Unter den Künstlern gab es wohl verschiedene, die ihre helle Freude an den Zeichnungen Steubs hatten und sie rühmten, aber, wie das Beispiel zeigte, es gab andere, denen, trotz ihrer ehrlichen Anerkennung jedes Könnens, der Namen wie das Werk dieses Besten unbekannt geblieben waren.

Die Münchner Presse fand keine Veranlassung, einen Künstler ans Licht zu ziehen, der in seiner Zurückgezogenheit viele Jahre hindurch mit einer Meisterschaft, die unter den Gleichzeitigen wie unter den Nachfolgern keiner erreicht hat, Nahes und Fernes schilderte, der einen dachauer Bauern mit dem gleichen tiefinnerlichen Humor wie einen Weisen aus dem Morgenlande wiedergab.

Wie hätte das Publikum Notiz von einem Manne nehmen sollen, der nicht in der Zeitung stand?
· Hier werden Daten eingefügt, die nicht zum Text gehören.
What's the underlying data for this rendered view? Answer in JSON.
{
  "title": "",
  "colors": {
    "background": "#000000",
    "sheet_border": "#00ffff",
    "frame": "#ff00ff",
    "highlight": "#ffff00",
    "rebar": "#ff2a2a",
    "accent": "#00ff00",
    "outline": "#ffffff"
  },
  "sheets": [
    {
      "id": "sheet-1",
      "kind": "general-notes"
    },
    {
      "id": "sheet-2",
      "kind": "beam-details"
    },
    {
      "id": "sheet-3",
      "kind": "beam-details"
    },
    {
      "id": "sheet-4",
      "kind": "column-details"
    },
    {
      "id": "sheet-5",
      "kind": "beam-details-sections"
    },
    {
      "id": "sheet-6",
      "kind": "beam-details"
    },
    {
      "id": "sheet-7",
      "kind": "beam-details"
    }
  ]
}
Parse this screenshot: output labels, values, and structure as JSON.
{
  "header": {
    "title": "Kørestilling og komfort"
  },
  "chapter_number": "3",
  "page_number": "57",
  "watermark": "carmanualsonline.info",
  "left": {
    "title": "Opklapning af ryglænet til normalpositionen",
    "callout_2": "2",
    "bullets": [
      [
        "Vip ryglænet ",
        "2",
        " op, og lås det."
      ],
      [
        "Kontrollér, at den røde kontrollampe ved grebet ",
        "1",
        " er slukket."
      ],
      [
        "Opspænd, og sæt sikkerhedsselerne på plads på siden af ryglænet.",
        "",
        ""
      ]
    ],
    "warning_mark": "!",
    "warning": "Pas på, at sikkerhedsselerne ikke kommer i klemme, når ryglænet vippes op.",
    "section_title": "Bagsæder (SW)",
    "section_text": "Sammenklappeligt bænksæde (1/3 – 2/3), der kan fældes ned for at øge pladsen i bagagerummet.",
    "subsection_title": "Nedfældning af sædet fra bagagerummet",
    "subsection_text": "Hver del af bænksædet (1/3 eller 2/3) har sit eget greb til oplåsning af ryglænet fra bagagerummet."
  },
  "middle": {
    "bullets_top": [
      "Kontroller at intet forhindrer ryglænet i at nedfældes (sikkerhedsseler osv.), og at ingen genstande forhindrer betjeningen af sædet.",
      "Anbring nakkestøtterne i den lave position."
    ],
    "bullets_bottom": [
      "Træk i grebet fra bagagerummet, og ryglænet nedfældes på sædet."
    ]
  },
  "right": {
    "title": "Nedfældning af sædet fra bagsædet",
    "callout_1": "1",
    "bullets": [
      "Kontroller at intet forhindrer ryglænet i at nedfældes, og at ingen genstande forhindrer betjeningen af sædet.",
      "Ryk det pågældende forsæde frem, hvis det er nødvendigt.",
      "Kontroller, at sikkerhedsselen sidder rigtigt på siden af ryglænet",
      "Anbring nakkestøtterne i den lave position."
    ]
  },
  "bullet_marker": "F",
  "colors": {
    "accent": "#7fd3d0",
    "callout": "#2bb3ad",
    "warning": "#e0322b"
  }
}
Dem kein Kritikus sein Wohlgefallen aussprach?

Das hätte zur Voraussetzung gehabt, daß ein beträchtlicher Teil der Menge selbständig geurteilt hätte.

So blieb also ganz erklärlicherweise der ungenannte Steub unbekannt und sah still und bescheiden um sich Berühmtheiten wie Spargel aufschießen, kommen und gehen, mit Jahrmarktgeschrei gepriesen und wieder vergessen werden.
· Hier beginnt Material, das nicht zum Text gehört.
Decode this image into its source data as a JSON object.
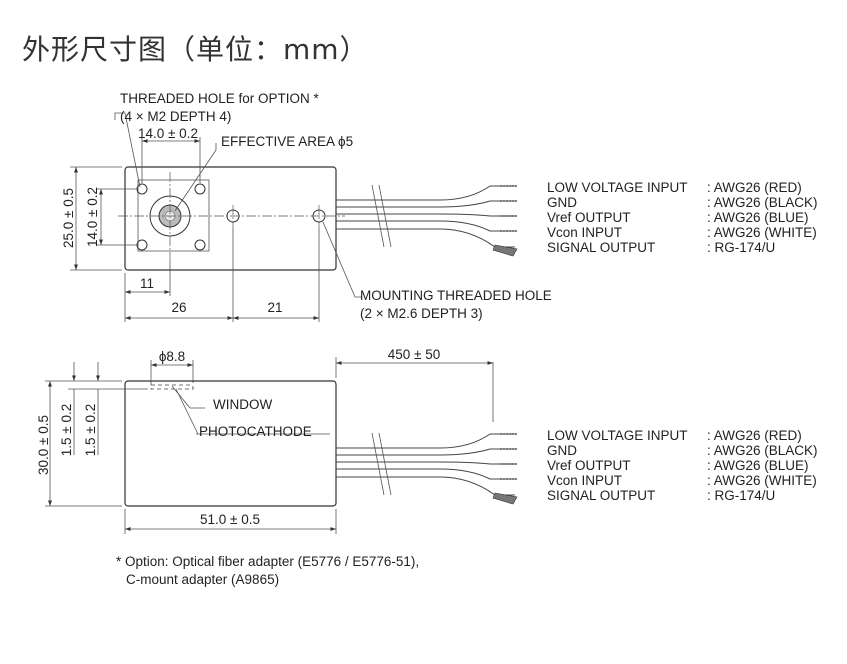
{
  "title": "外形尺寸图（单位：mm）",
  "top_view": {
    "threaded_hole_label": "THREADED HOLE for OPTION *",
    "threaded_hole_spec": "(4 × M2 DEPTH 4)",
    "effective_area_label": "EFFECTIVE AREA ϕ5",
    "dim_hole_pitch": "14.0 ± 0.2",
    "dim_height": "25.0 ± 0.5",
    "dim_hole_pitch_v": "14.0 ± 0.2",
    "dim_11": "11",
    "dim_26": "26",
    "dim_21": "21",
    "mounting_label": "MOUNTING THREADED HOLE",
    "mounting_spec": "(2 × M2.6 DEPTH 3)"
  },
  "side_view": {
    "dim_window_dia": "ϕ8.8",
    "dim_cable": "450 ± 50",
    "window_label": "WINDOW",
    "photocathode_label": "PHOTOCATHODE",
    "dim_height": "30.0 ± 0.5",
    "dim_offset1": "1.5 ± 0.2",
    "dim_offset2": "1.5 ± 0.2",
    "dim_width": "51.0 ± 0.5"
  },
  "wire_legend": [
    {
      "name": "LOW VOLTAGE INPUT",
      "spec": ": AWG26 (RED)"
    },
    {
      "name": "GND",
      "spec": ": AWG26 (BLACK)"
    },
    {
      "name": "Vref OUTPUT",
      "spec": ": AWG26 (BLUE)"
    },
    {
      "name": "Vcon INPUT",
      "spec": ": AWG26 (WHITE)"
    },
    {
      "name": "SIGNAL OUTPUT",
      "spec": ": RG-174/U"
    }
  ],
  "footnote": {
    "line1": "* Option: Optical fiber adapter (E5776 / E5776-51),",
    "line2": "C-mount adapter (A9865)"
  }
}
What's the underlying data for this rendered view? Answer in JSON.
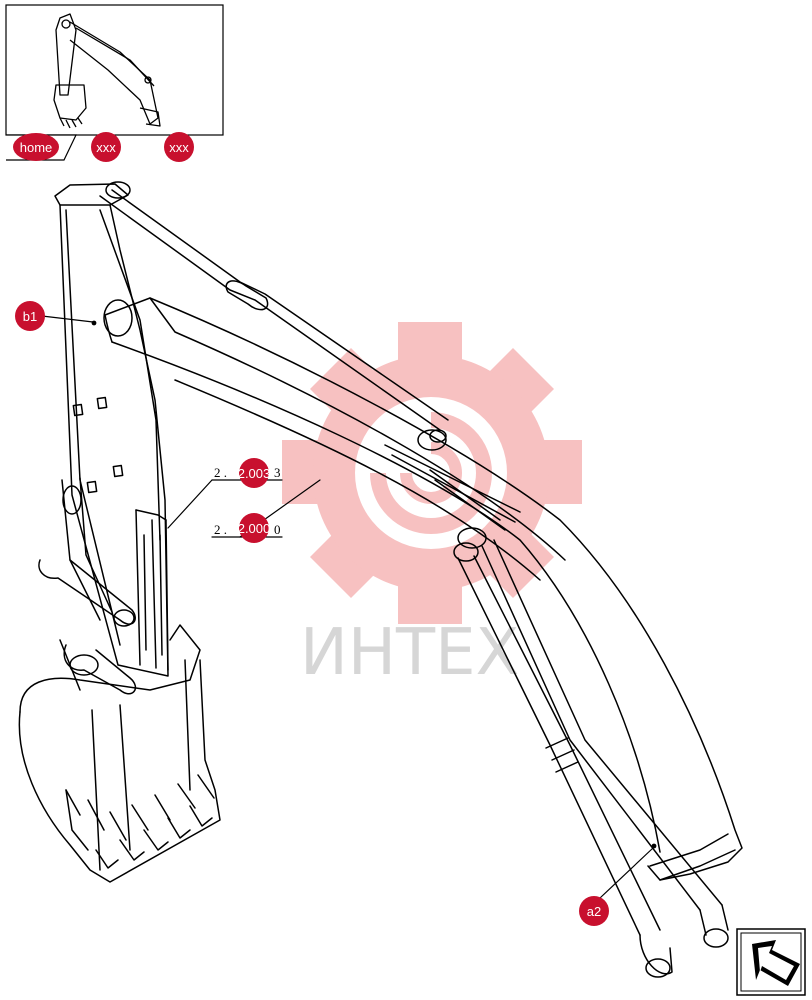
{
  "nav": {
    "home_label": "home",
    "crumb1_label": "xxx",
    "crumb2_label": "xxx"
  },
  "hotspots": {
    "b1": "b1",
    "a2": "a2"
  },
  "refs": {
    "ref1_left": "2 .",
    "ref1_mid": "2.003",
    "ref1_right": "3",
    "ref2_left": "2 .",
    "ref2_mid": "2.000",
    "ref2_right": "0"
  },
  "watermark": {
    "text": "ИНТЕХ"
  },
  "icons": {
    "nav_arrow": "arrow-return-icon"
  },
  "colors": {
    "badge": "#c8102e",
    "watermark_gear": "#f6b7b7",
    "line": "#000000"
  }
}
Er wurde in seiner Vaterstadt an die siebzig Jahre alt, ohne je von einem Reporter interviewt oder von einem Bürgermeister beglückwünscht zu werden. Er starb in Verborgenheit, und nach seinem Tode konnte man entzückende Handzeichnungen von ihm um Preise erwerben, die hinterm Einer noch nicht einmal eine einzige Null aufwiesen. Und doch war er, was ich ohne Hang zu Superlativen wiederhole, der beste und reichste und humorvollste Zeichner der »Fliegenden Blätter«.

Etliche Jahre nach seinem Tode erzählte man sich in Künstlerkreisen, daß sich ein kluger berliner Verleger an Steub gewandt und ihn gegen hohes Honorar zur Illustrierung des Don Quixote aufgefordert habe.
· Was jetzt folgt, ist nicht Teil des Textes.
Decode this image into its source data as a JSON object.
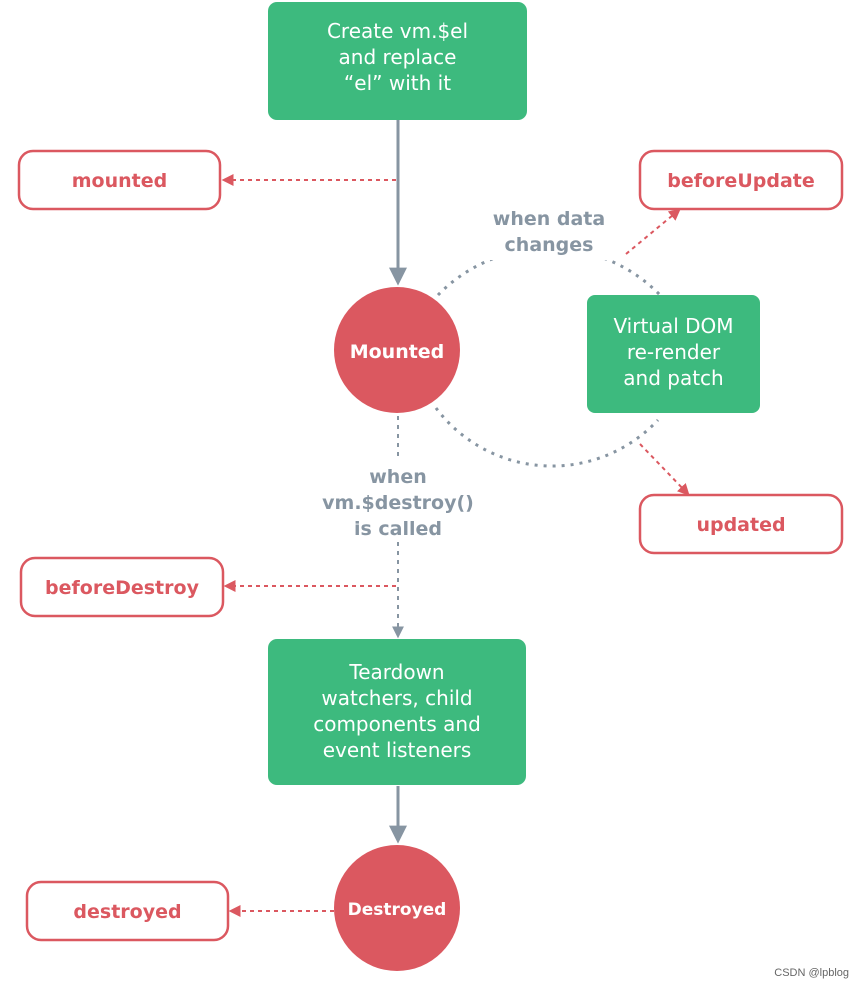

Wenn es nicht wahr ist, ist es gut und trefflich erfunden, denn es wäre ein klassisches Werk, eine Wiedergeburt des wundervollen Romanes geworden.

Steub soll abgelehnt haben, sagen die einen, die andern erzählen, er sei vor der Ausführung krank geworden und gestorben. Gewiß ist, daß wir um dieses herrliche Werk gekommen sind.

Georg Queri trug sich, wie ich weiß, jahrelang mit dem Gedanken, das Lebenswerk des großen Künstlers zu sammeln und herauszugeben.

Der Verlag von Braun und Schneider verhielt sich reserviert, und der Umstand, daß fast alle Originale Steubs auf Holz gezeichnet sind, mag Schwierigkeiten gemacht haben.

Aber doch, diese nachträgliche Entdeckung des Meisters soll und wird noch kommen.

Ich lernte den alten Herrn im Jahre 1900 kennen.

Schlittgen, Bruno Paul und ich gingen als Deputation zu ihm, um ihn zu bitten, für das von uns vorbereitete Burenalbum eine Zeichnung zu liefern.

Er wohnte damals in der Fürstenstraße, in einem älteren Hause über vier Stiegen.

Die Wohnung war klein und bescheiden, ungefähr wie die eines pensionierten Bezirksamtmannes, der sich nach München zurückgezogen hat.

Wir wurden in ein Zimmer geführt, in den Salon älteren Angedenkens, in dem selten benützte Möbel standen und die guten Bilder hingen.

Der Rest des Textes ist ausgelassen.